Applying effective energy-saving strategies to improve the energy efficiency of the lighting installation of a building requires a complete and accurate determination of its lighting inventory and conditions. But modelling and simulation in this domain have been marred by the lack of accurate information. Therefore, a precise and automatic system enabling the aforementioned inventory process becomes crucial to reduce energy consumption in buildings. Several methods can be used to implement this automatic system; among them, computer vision is one of the most commonly used technologies to solve automatic recognition problems. Computer vision systems (CVSs) can be used to realize this process, but some requirements have to be taken into account to provide an adequate solution, namely cost, speed, detection performance and reliability.

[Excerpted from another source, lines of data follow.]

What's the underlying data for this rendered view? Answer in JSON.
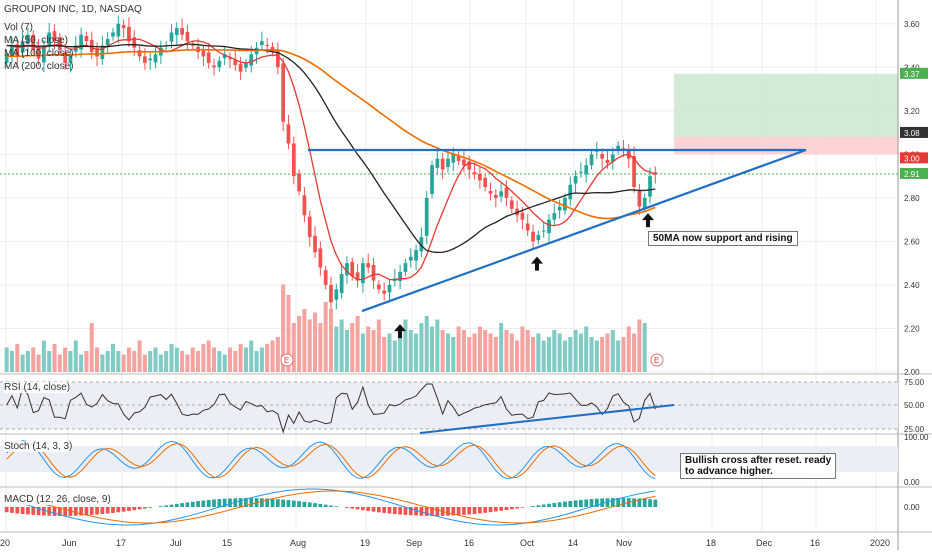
{
  "legend": {
    "title": "GROUPON INC, 1D, NASDAQ",
    "vol": "Vol (7)",
    "ma50": "MA (50, close)",
    "ma100": "MA (100, close)",
    "ma200": "MA (200, close)"
  },
  "annotations": {
    "support_note": "50MA now support and rising",
    "stoch_note_line1": "Bullish cross after reset. ready",
    "stoch_note_line2": "to advance higher."
  },
  "panes": {
    "rsi_label": "RSI (14, close)",
    "stoch_label": "Stoch (14, 3, 3)",
    "macd_label": "MACD (12, 26, close, 9)"
  },
  "price_tags": [
    {
      "label": "3.37",
      "color": "#4caf50"
    },
    {
      "label": "3.08",
      "color": "#333333"
    },
    {
      "label": "3.00",
      "color": "#e53935"
    },
    {
      "label": "2.91",
      "color": "#4caf50"
    }
  ],
  "colors": {
    "up": "#26a69a",
    "down": "#ef5350",
    "up_vol": "#80cbc4",
    "down_vol": "#f4a3a0",
    "ma50": "#e53935",
    "ma100": "#222222",
    "ma200": "#ef6c00",
    "trendline": "#1e6fc5",
    "target_zone": "#c8e6c9",
    "stop_zone": "#ffcdd2",
    "grid": "#eeeeee",
    "rsi": "#333333",
    "stoch_k": "#2196f3",
    "stoch_d": "#ef6c00",
    "macd": "#2196f3",
    "signal": "#ef6c00"
  },
  "chart_data": {
    "type": "candlestick",
    "y_ticks": [
      "3.60",
      "3.40",
      "3.20",
      "3.00",
      "2.80",
      "2.60",
      "2.40",
      "2.20",
      "2.00"
    ],
    "ylim": [
      2.0,
      3.7
    ],
    "x_tick_labels": [
      "20",
      "Jun",
      "17",
      "Jul",
      "15",
      "Aug",
      "19",
      "Sep",
      "16",
      "Oct",
      "14",
      "Nov",
      "18",
      "Dec",
      "16",
      "2020"
    ],
    "closes": [
      3.46,
      3.5,
      3.45,
      3.52,
      3.55,
      3.48,
      3.44,
      3.5,
      3.56,
      3.52,
      3.48,
      3.42,
      3.46,
      3.5,
      3.55,
      3.52,
      3.47,
      3.45,
      3.5,
      3.53,
      3.56,
      3.6,
      3.58,
      3.52,
      3.49,
      3.45,
      3.42,
      3.44,
      3.46,
      3.49,
      3.5,
      3.56,
      3.58,
      3.55,
      3.52,
      3.5,
      3.47,
      3.45,
      3.42,
      3.4,
      3.43,
      3.46,
      3.44,
      3.41,
      3.38,
      3.42,
      3.46,
      3.49,
      3.52,
      3.5,
      3.47,
      3.4,
      3.15,
      3.05,
      2.9,
      2.83,
      2.72,
      2.62,
      2.55,
      2.48,
      2.4,
      2.32,
      2.38,
      2.45,
      2.5,
      2.44,
      2.42,
      2.5,
      2.48,
      2.42,
      2.38,
      2.36,
      2.4,
      2.43,
      2.46,
      2.5,
      2.53,
      2.56,
      2.62,
      2.8,
      2.95,
      2.98,
      2.93,
      2.98,
      3.0,
      2.97,
      2.95,
      2.93,
      2.91,
      2.88,
      2.85,
      2.82,
      2.8,
      2.83,
      2.8,
      2.75,
      2.72,
      2.7,
      2.65,
      2.6,
      2.63,
      2.65,
      2.7,
      2.73,
      2.76,
      2.8,
      2.86,
      2.9,
      2.92,
      2.95,
      3.0,
      3.02,
      2.98,
      2.96,
      3.0,
      3.04,
      3.02,
      2.98,
      2.85,
      2.76,
      2.8,
      2.9,
      2.91
    ],
    "volumes": [
      0.7,
      0.6,
      0.8,
      0.5,
      0.6,
      0.7,
      0.5,
      0.9,
      0.6,
      0.8,
      0.5,
      0.7,
      0.6,
      0.9,
      0.5,
      0.6,
      1.4,
      0.7,
      0.5,
      0.6,
      0.8,
      0.6,
      0.5,
      0.7,
      0.6,
      0.9,
      0.5,
      0.6,
      0.7,
      0.5,
      0.6,
      0.8,
      0.7,
      0.6,
      0.5,
      0.7,
      0.6,
      0.8,
      0.9,
      0.7,
      0.6,
      0.5,
      0.7,
      0.6,
      0.8,
      0.7,
      0.9,
      0.6,
      0.7,
      0.8,
      0.9,
      1.0,
      2.5,
      2.2,
      1.4,
      1.6,
      1.8,
      1.5,
      1.7,
      1.4,
      2.0,
      1.8,
      1.3,
      1.5,
      1.2,
      1.4,
      1.6,
      1.1,
      1.3,
      1.2,
      1.5,
      1.0,
      1.1,
      0.9,
      1.3,
      1.5,
      1.2,
      1.1,
      1.4,
      1.6,
      1.3,
      1.5,
      1.2,
      1.1,
      1.0,
      1.3,
      1.2,
      1.0,
      1.1,
      1.3,
      1.2,
      1.1,
      1.0,
      1.4,
      1.2,
      1.1,
      0.9,
      1.3,
      1.2,
      1.0,
      1.1,
      0.9,
      1.0,
      1.2,
      1.1,
      0.9,
      1.0,
      1.2,
      1.1,
      1.3,
      1.0,
      0.9,
      1.0,
      1.1,
      1.2,
      0.9,
      1.0,
      1.3,
      1.1,
      1.5,
      1.4
    ]
  }
}
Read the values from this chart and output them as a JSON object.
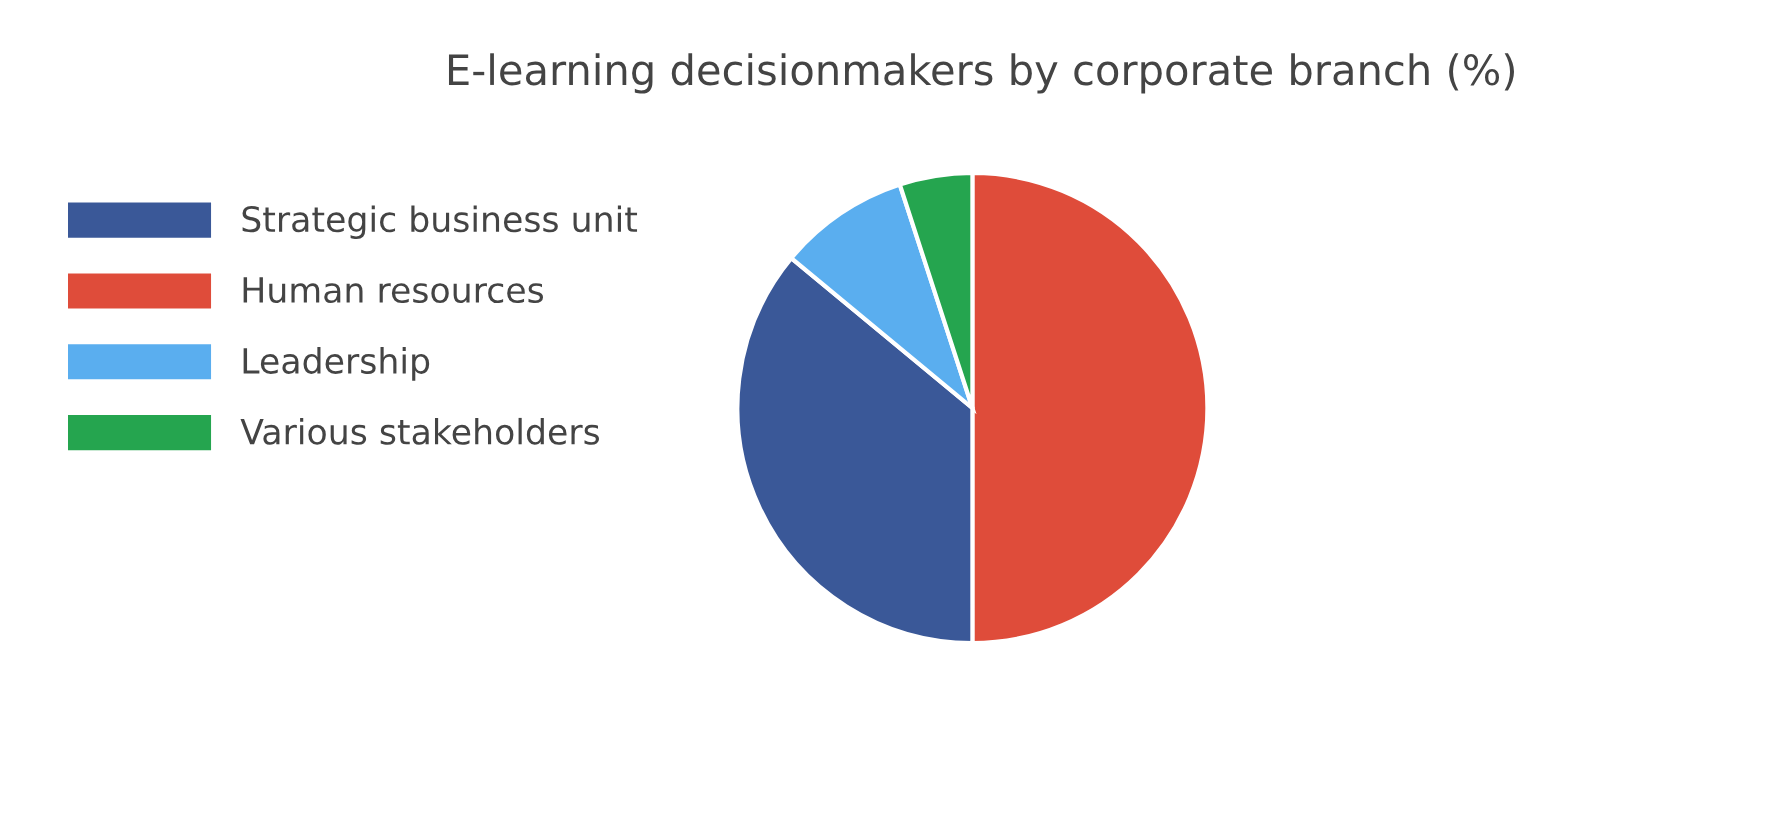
{
  "chart_data": {
    "type": "pie",
    "title": "E-learning decisionmakers by corporate branch (%)",
    "categories": [
      "Strategic business unit",
      "Human resources",
      "Leadership",
      "Various stakeholders"
    ],
    "values": [
      36,
      50,
      9,
      5
    ],
    "colors": [
      "#3a5898",
      "#df4c3a",
      "#5aaeef",
      "#25a54f"
    ],
    "legend": "left"
  }
}
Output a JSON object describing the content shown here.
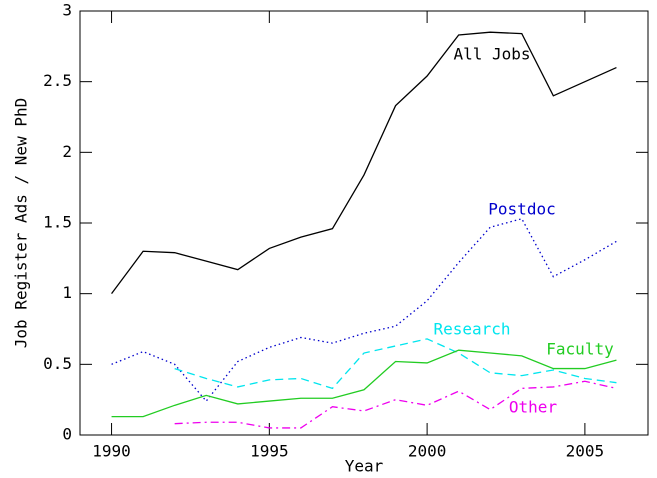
{
  "chart_data": {
    "type": "line",
    "xlabel": "Year",
    "ylabel": "Job Register Ads / New PhD",
    "x": [
      1990,
      1991,
      1992,
      1993,
      1994,
      1995,
      1996,
      1997,
      1998,
      1999,
      2000,
      2001,
      2002,
      2003,
      2004,
      2005,
      2006
    ],
    "series": [
      {
        "name": "All Jobs",
        "color": "#000000",
        "style": "solid",
        "values": [
          1.0,
          1.3,
          1.29,
          1.23,
          1.17,
          1.32,
          1.4,
          1.46,
          1.84,
          2.33,
          2.54,
          2.83,
          2.85,
          2.84,
          2.4,
          2.5,
          2.6
        ]
      },
      {
        "name": "Postdoc",
        "color": "#0000cc",
        "style": "dotted",
        "values": [
          0.5,
          0.59,
          0.5,
          0.24,
          0.52,
          0.62,
          0.69,
          0.65,
          0.72,
          0.77,
          0.95,
          1.22,
          1.47,
          1.53,
          1.12,
          1.24,
          1.37
        ]
      },
      {
        "name": "Research",
        "color": "#00e5ee",
        "style": "dashed",
        "values": [
          null,
          null,
          0.47,
          0.4,
          0.34,
          0.39,
          0.4,
          0.33,
          0.58,
          0.63,
          0.68,
          0.58,
          0.44,
          0.42,
          0.46,
          0.4,
          0.37
        ]
      },
      {
        "name": "Faculty",
        "color": "#22cc22",
        "style": "solid",
        "values": [
          0.13,
          0.13,
          0.21,
          0.28,
          0.22,
          0.24,
          0.26,
          0.26,
          0.32,
          0.52,
          0.51,
          0.6,
          0.58,
          0.56,
          0.47,
          0.47,
          0.53
        ]
      },
      {
        "name": "Other",
        "color": "#ee00ee",
        "style": "dashdot",
        "values": [
          null,
          null,
          0.08,
          0.09,
          0.09,
          0.05,
          0.05,
          0.2,
          0.17,
          0.25,
          0.21,
          0.31,
          0.18,
          0.33,
          0.34,
          0.38,
          0.33
        ]
      }
    ],
    "xlim": [
      1989,
      2007
    ],
    "xticks": [
      1990,
      1995,
      2000,
      2005
    ],
    "ylim": [
      0,
      3
    ],
    "yticks": [
      0,
      0.5,
      1,
      1.5,
      2,
      2.5,
      3
    ]
  }
}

The collected data from the automatic system has to be included in the digital representation of the building, and building information modelling (BIM) is one of the most widespread frameworks to store and manage this information in the architecture, engineering and construction (AEC) industry. BIM is a valid tool to manage the digital representation of all the aspects of the building, integrating design and project information of its entire lifecycle. BIM can be used solely to include the lighting information, but it can also be used to extract useful information about the building that can be leveraged by the automatic detection system and improve its performance.
This thesis presents novel research work targeting a comprehensive automatic system for the detection, identification and localization of lighting elements in buildings. For this purpose, the thesis proposes the use of computer vision methods to automatically perform the detection process based on localized grayscale images and information extracted from the BIM model of the building. The generated information is automatically fed back and integrated into the BIM model, using it as both input and output for the methods.

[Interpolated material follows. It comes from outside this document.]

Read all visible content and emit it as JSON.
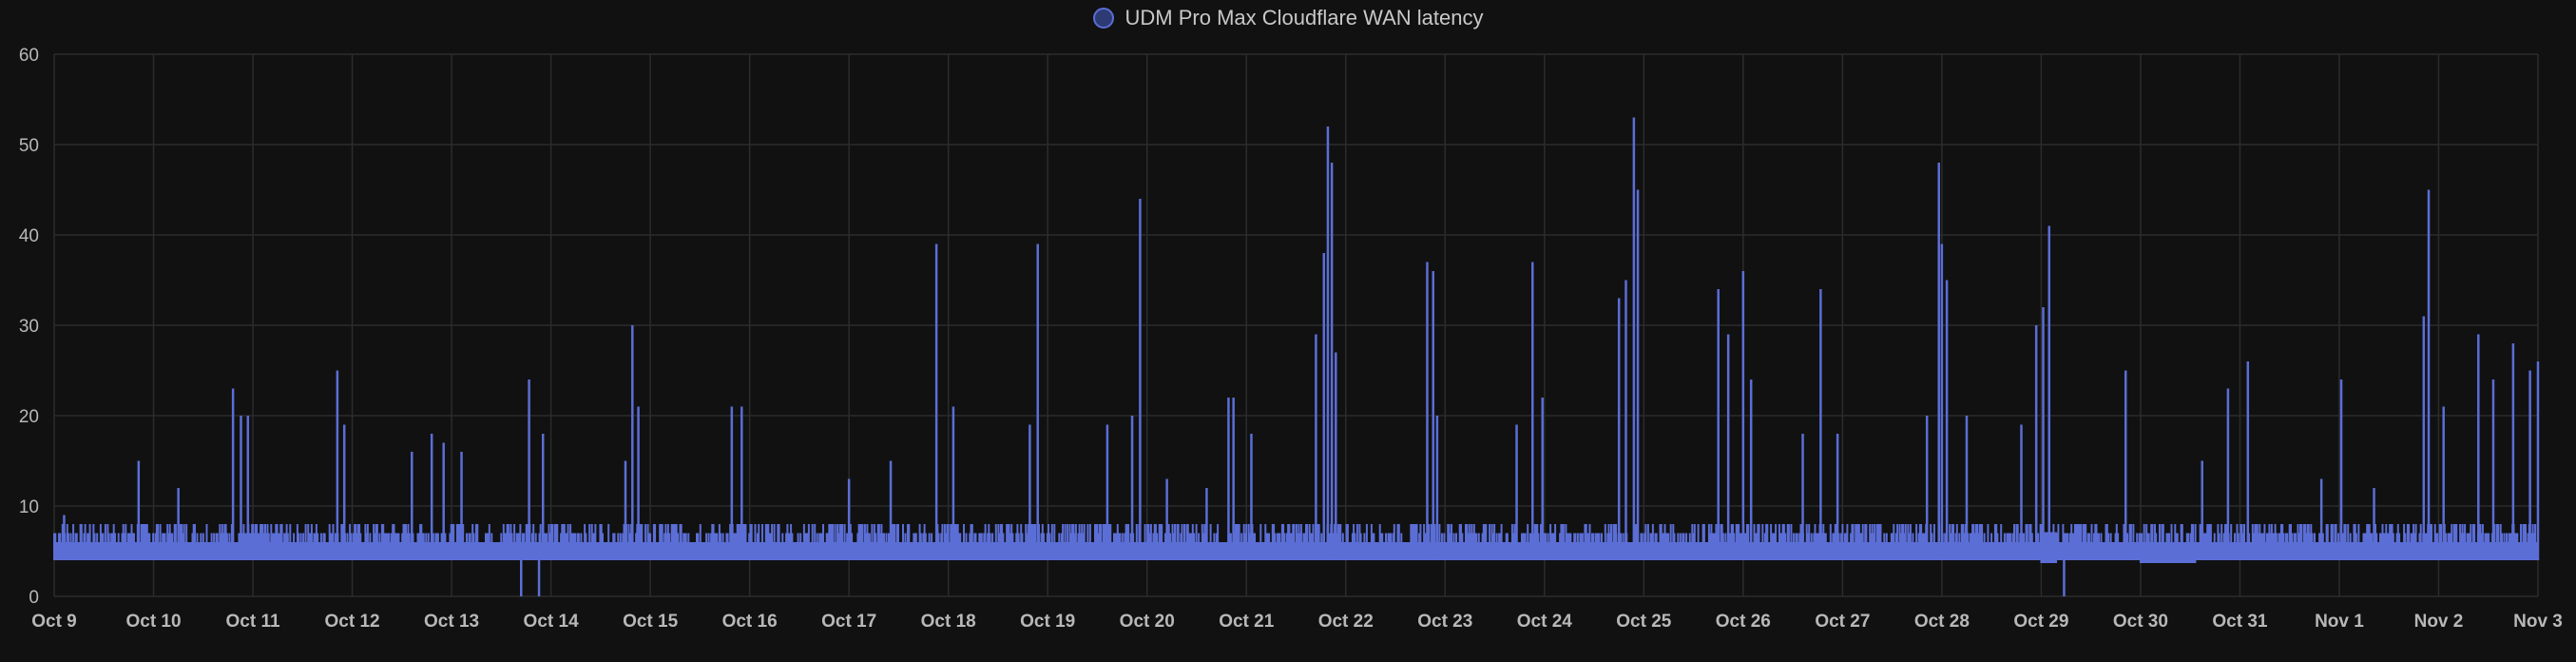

The proposed system is initially envisioned as a three-step process: (i) image and geometric analysis, (ii) clustering and averaging, and (iii) insertion in BIM. The first iteration of the system features techniques to perform an initial candidate search on the images and highly reduce the effective processing area, improving the speed of the methods in the rest of this first step. Then, in the second step, a clustering is performed and lighting objects are positioned by averaging both the location and orientation of the individual elements in each cluster. Finally, this information is used to enrich the BIM model of the building in the last step. Subsequent modifications are later introduced in each of the main steps to better use the available BIM data, resulting in increased performance and enhanced versatility and reliability of the detection system.

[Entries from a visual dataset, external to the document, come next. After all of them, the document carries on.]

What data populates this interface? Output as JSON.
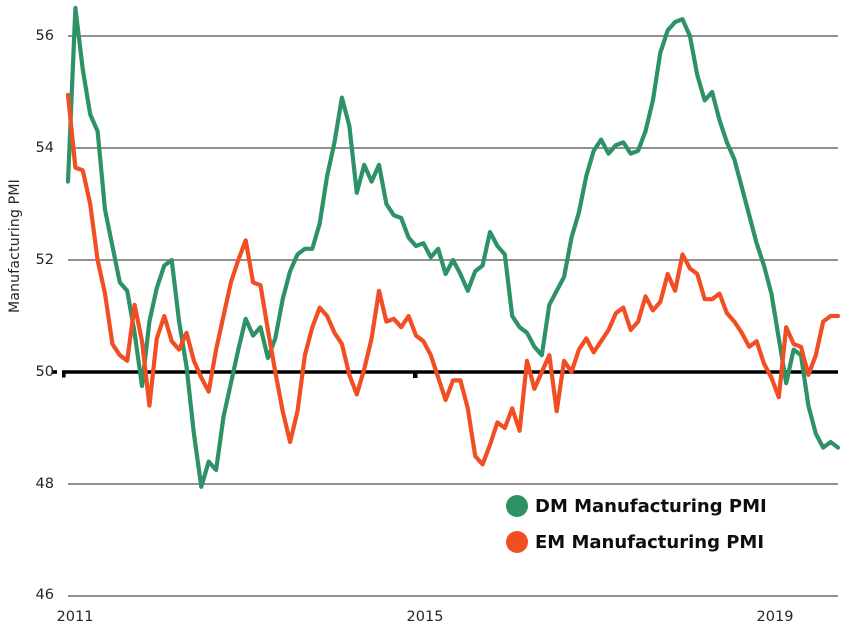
{
  "chart_data": {
    "type": "line",
    "title": "",
    "xlabel": "",
    "ylabel": "Manufacturing PMI",
    "x_frequency": "monthly",
    "x_range": [
      "2011-01",
      "2019-09"
    ],
    "x_tick_labels": [
      "2011",
      "2015",
      "2019"
    ],
    "y_tick_labels": [
      "46",
      "48",
      "50",
      "52",
      "54",
      "56"
    ],
    "y_ticks": [
      46,
      48,
      50,
      52,
      54,
      56
    ],
    "ylim": [
      46,
      56.64
    ],
    "baseline_value": 50,
    "grid": true,
    "legend_position": "bottom-right",
    "colors": {
      "grid": "#4f4f4f",
      "baseline": "#000000",
      "tick_text": "#262626"
    },
    "series": [
      {
        "name": "DM Manufacturing PMI",
        "color": "#2E9267",
        "values": [
          53.4,
          56.5,
          55.4,
          54.6,
          54.3,
          52.9,
          52.25,
          51.6,
          51.45,
          50.7,
          49.75,
          50.9,
          51.5,
          51.9,
          52.0,
          50.9,
          50.1,
          48.9,
          47.95,
          48.4,
          48.25,
          49.2,
          49.8,
          50.4,
          50.95,
          50.65,
          50.8,
          50.25,
          50.6,
          51.3,
          51.8,
          52.1,
          52.2,
          52.2,
          52.65,
          53.5,
          54.1,
          54.9,
          54.4,
          53.2,
          53.7,
          53.4,
          53.7,
          53.0,
          52.8,
          52.75,
          52.4,
          52.25,
          52.3,
          52.05,
          52.2,
          51.75,
          52.0,
          51.75,
          51.45,
          51.8,
          51.9,
          52.5,
          52.25,
          52.1,
          51.0,
          50.8,
          50.7,
          50.45,
          50.3,
          51.2,
          51.45,
          51.7,
          52.4,
          52.85,
          53.5,
          53.95,
          54.15,
          53.9,
          54.05,
          54.1,
          53.9,
          53.95,
          54.3,
          54.85,
          55.7,
          56.1,
          56.25,
          56.3,
          56.0,
          55.3,
          54.85,
          55.0,
          54.5,
          54.1,
          53.8,
          53.3,
          52.8,
          52.3,
          51.9,
          51.4,
          50.6,
          49.8,
          50.4,
          50.3,
          49.4,
          48.9,
          48.65,
          48.75,
          48.65
        ]
      },
      {
        "name": "EM Manufacturing PMI",
        "color": "#F14E23",
        "values": [
          54.95,
          53.65,
          53.6,
          53.0,
          52.0,
          51.4,
          50.5,
          50.3,
          50.2,
          51.2,
          50.55,
          49.4,
          50.6,
          51.0,
          50.55,
          50.4,
          50.7,
          50.2,
          49.9,
          49.65,
          50.4,
          51.0,
          51.6,
          52.0,
          52.35,
          51.6,
          51.55,
          50.75,
          50.0,
          49.3,
          48.75,
          49.3,
          50.3,
          50.8,
          51.15,
          51.0,
          50.7,
          50.5,
          49.95,
          49.6,
          50.05,
          50.6,
          51.45,
          50.9,
          50.95,
          50.8,
          51.0,
          50.65,
          50.55,
          50.3,
          49.9,
          49.5,
          49.85,
          49.85,
          49.35,
          48.5,
          48.35,
          48.7,
          49.1,
          49.0,
          49.35,
          48.95,
          50.2,
          49.7,
          50.0,
          50.3,
          49.3,
          50.2,
          50.0,
          50.4,
          50.6,
          50.35,
          50.55,
          50.75,
          51.05,
          51.15,
          50.75,
          50.9,
          51.35,
          51.1,
          51.25,
          51.75,
          51.45,
          52.1,
          51.85,
          51.75,
          51.3,
          51.3,
          51.4,
          51.05,
          50.9,
          50.7,
          50.45,
          50.55,
          50.15,
          49.9,
          49.55,
          50.8,
          50.5,
          50.45,
          49.95,
          50.3,
          50.9,
          51.0,
          51.0
        ]
      }
    ]
  },
  "legend": {
    "items": [
      {
        "label": "DM Manufacturing PMI",
        "color": "#2E9267"
      },
      {
        "label": "EM Manufacturing PMI",
        "color": "#F14E23"
      }
    ]
  }
}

These improvements are empirically evaluated in several case studies with a total of five different lamp models and more than 30,000 test images. The results obtained in the experiments on the initial candidate search techniques yield a reduction of up to an order of magnitude in processing time and memory usage. Moreover, the final version of the system is able to detect more than 12,000 lamp objects within the source material, achieving an accuracy of 99.93% of correct identifications and an average localization error of 13.63 cm. These figures evidence the suitability of the method for the intended use cases, and the extended applicability and increased performance achieved thanks to the proposed modifications.